Last week the mayor took a big step towards putting money where his mouth is. Keller’s office has announced a deal with utility Public Service Company of New Mexico (PNM) for resident businesses, schools and the city government to purchase the power from a 50 MWac solar plant on Jicarilla Apache Reservation in the northwestern corner of the state.
According to the mayor’s office, this will make it the third-largest solar project on tribal lands in the United States. It’s not clear what the Jicarilla Apache are getting out of this, besides inevitably lease payments and possibly employment opportunities for tribe members.
This could be important for a reservation with 17% unemployment, but it is unclear how many if any of the construction jobs will go to tribal members.
Also, this is not the Jicarilla Apache’s first rodeo in terms of energy development on their lands. The reservation has a number of oil and gas plays, and its own oil and gas administration acting as an intermediary between the oil industry and the tribe.
Meeting more than half the city’s electric demand
Chicago-based developer Hecate Energy has won a solicitation to build the solar project, and has already put up a project page for the Hecate Energy Solar Jicarilla Apache Nation Advanced Energy Center, which it expects to put online by the end of the fourth quarter of 2021.
The U.S. Department of Energy put the average capacity factor of solar in New Mexico at 27% in 2017 – the most recent year it provides data for – meaning that this plant should pump out around 120 Gigawatt-hours of electricity annually.

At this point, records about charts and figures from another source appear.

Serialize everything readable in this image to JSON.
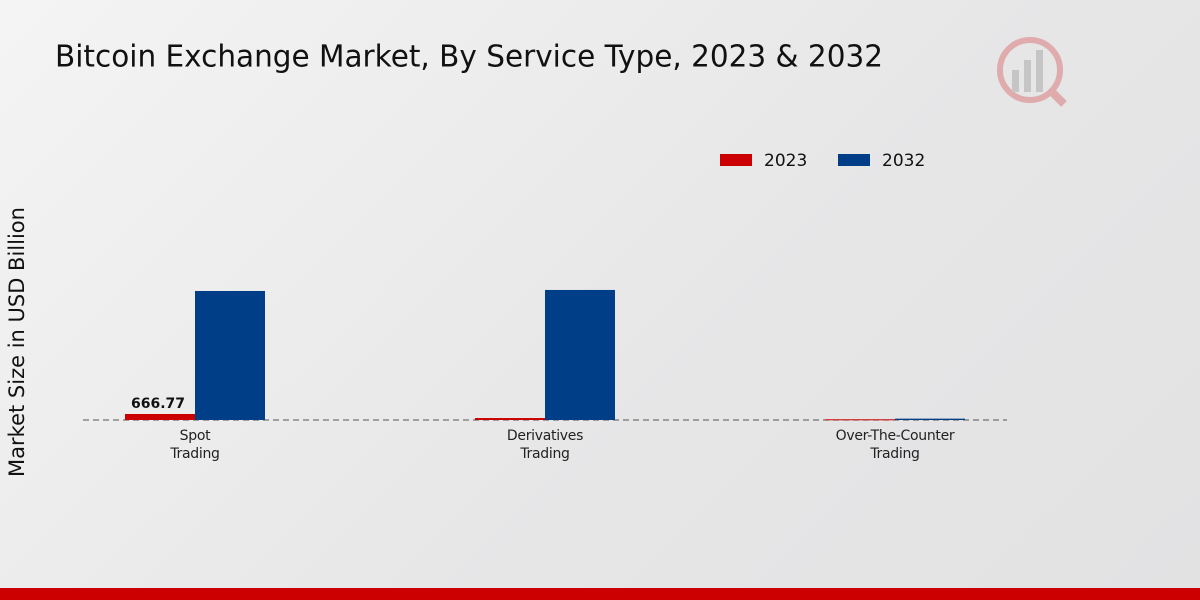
{
  "chart_data": {
    "type": "bar",
    "title": "Bitcoin Exchange Market, By Service Type, 2023 & 2032",
    "y_label": "Market Size in USD Billion",
    "categories": [
      "Spot\nTrading",
      "Derivatives\nTrading",
      "Over-The-Counter\nTrading"
    ],
    "series": [
      {
        "name": "2023",
        "color": "#cc0000",
        "values": [
          666.77,
          220,
          80
        ],
        "value_labels": [
          "666.77",
          null,
          null
        ]
      },
      {
        "name": "2032",
        "color": "#003f87",
        "values": [
          14335,
          14450,
          150
        ]
      }
    ],
    "ylim": [
      0,
      20000
    ]
  }
}
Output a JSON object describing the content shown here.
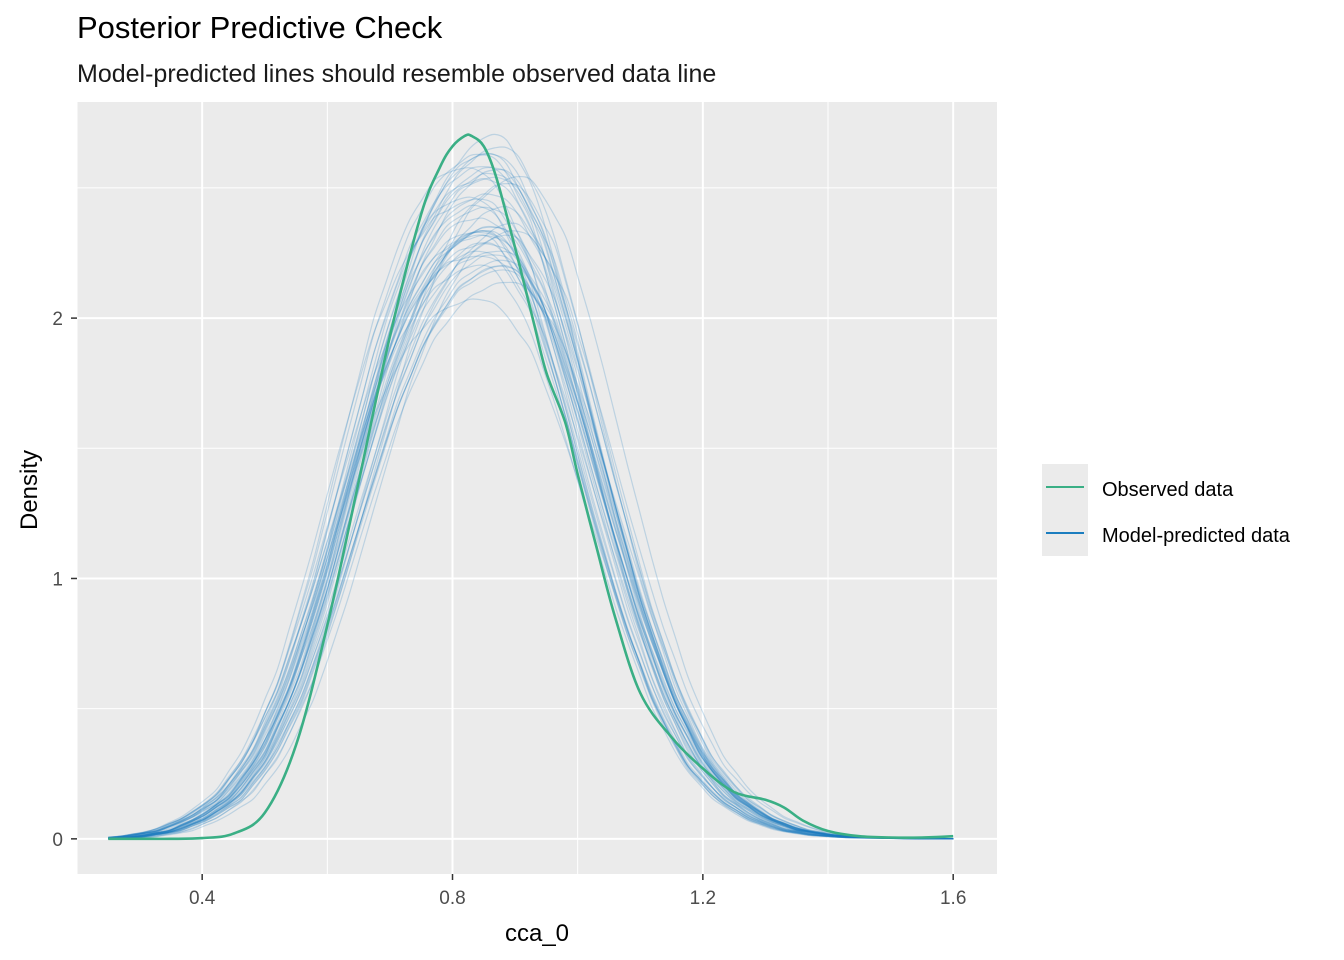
{
  "title": "Posterior Predictive Check",
  "subtitle": "Model-predicted lines should resemble observed data line",
  "chart_data": {
    "type": "line",
    "xlabel": "cca_0",
    "ylabel": "Density",
    "xlim": [
      0.2,
      1.67
    ],
    "ylim": [
      -0.135,
      2.83
    ],
    "x_ticks": [
      "0.4",
      "0.8",
      "1.2",
      "1.6"
    ],
    "y_ticks": [
      "0",
      "1",
      "2"
    ],
    "grid": true,
    "legend_position": "right",
    "legend": [
      "Observed data",
      "Model-predicted data"
    ],
    "colors": {
      "observed": "#3aaf85",
      "predicted": "#1b7dbf",
      "panel": "#ebebeb",
      "grid": "#ffffff"
    },
    "series": [
      {
        "name": "Observed data",
        "x": [
          0.25,
          0.3,
          0.35,
          0.4,
          0.45,
          0.5,
          0.55,
          0.6,
          0.65,
          0.7,
          0.75,
          0.78,
          0.8,
          0.82,
          0.83,
          0.85,
          0.87,
          0.9,
          0.93,
          0.95,
          0.98,
          1.0,
          1.03,
          1.06,
          1.1,
          1.15,
          1.2,
          1.25,
          1.3,
          1.33,
          1.36,
          1.4,
          1.45,
          1.5,
          1.55,
          1.6
        ],
        "y": [
          0.0,
          0.0,
          0.0,
          0.003,
          0.02,
          0.1,
          0.36,
          0.82,
          1.37,
          1.93,
          2.4,
          2.58,
          2.66,
          2.7,
          2.7,
          2.66,
          2.54,
          2.27,
          1.98,
          1.79,
          1.6,
          1.4,
          1.12,
          0.85,
          0.56,
          0.39,
          0.27,
          0.18,
          0.15,
          0.12,
          0.07,
          0.03,
          0.01,
          0.005,
          0.005,
          0.01
        ]
      },
      {
        "name": "Model-predicted data",
        "x": [
          0.25,
          0.3,
          0.35,
          0.4,
          0.45,
          0.5,
          0.55,
          0.6,
          0.65,
          0.7,
          0.75,
          0.8,
          0.85,
          0.88,
          0.9,
          0.95,
          1.0,
          1.05,
          1.1,
          1.15,
          1.2,
          1.25,
          1.3,
          1.35,
          1.4,
          1.45,
          1.5,
          1.55,
          1.6
        ],
        "y": [
          0.0,
          0.01,
          0.03,
          0.08,
          0.16,
          0.32,
          0.58,
          0.95,
          1.38,
          1.8,
          2.12,
          2.32,
          2.4,
          2.4,
          2.37,
          2.15,
          1.75,
          1.3,
          0.88,
          0.54,
          0.3,
          0.16,
          0.08,
          0.035,
          0.015,
          0.006,
          0.003,
          0.001,
          0.0
        ]
      }
    ]
  }
}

Albuquerque Journal estimates that this plant alone will supply electricity equivalent to 54% of its electric demand, and the city says that it will be getting 2/3 of its electricity from emissions-free energy sources starting in 2022.
This isn’t Albuquerque’s first foray into solar. In 2017 the City put forward a plan to install $25 million worth of solar on city buildings, as part of a goal to get 25% of its power from solar by 2025 – a plan that has clearly been upgraded. We estimated at the time that this would mean around 7-8 MW.
However, while those projects were to be financed through a combination of energy savings and federal bond credits, the Jicarilla plant has a different mechanism.
Under PNM’s Solar Direct program, businesses, city government, educational institutions and tribal agencies can subscribe for the output of solar projects, making it similar to a hybrid of a green tariff and a community solar program, minus the residential customers.
The Jicarilla project has one more hurdle to go through, and must still be approved by state regulators.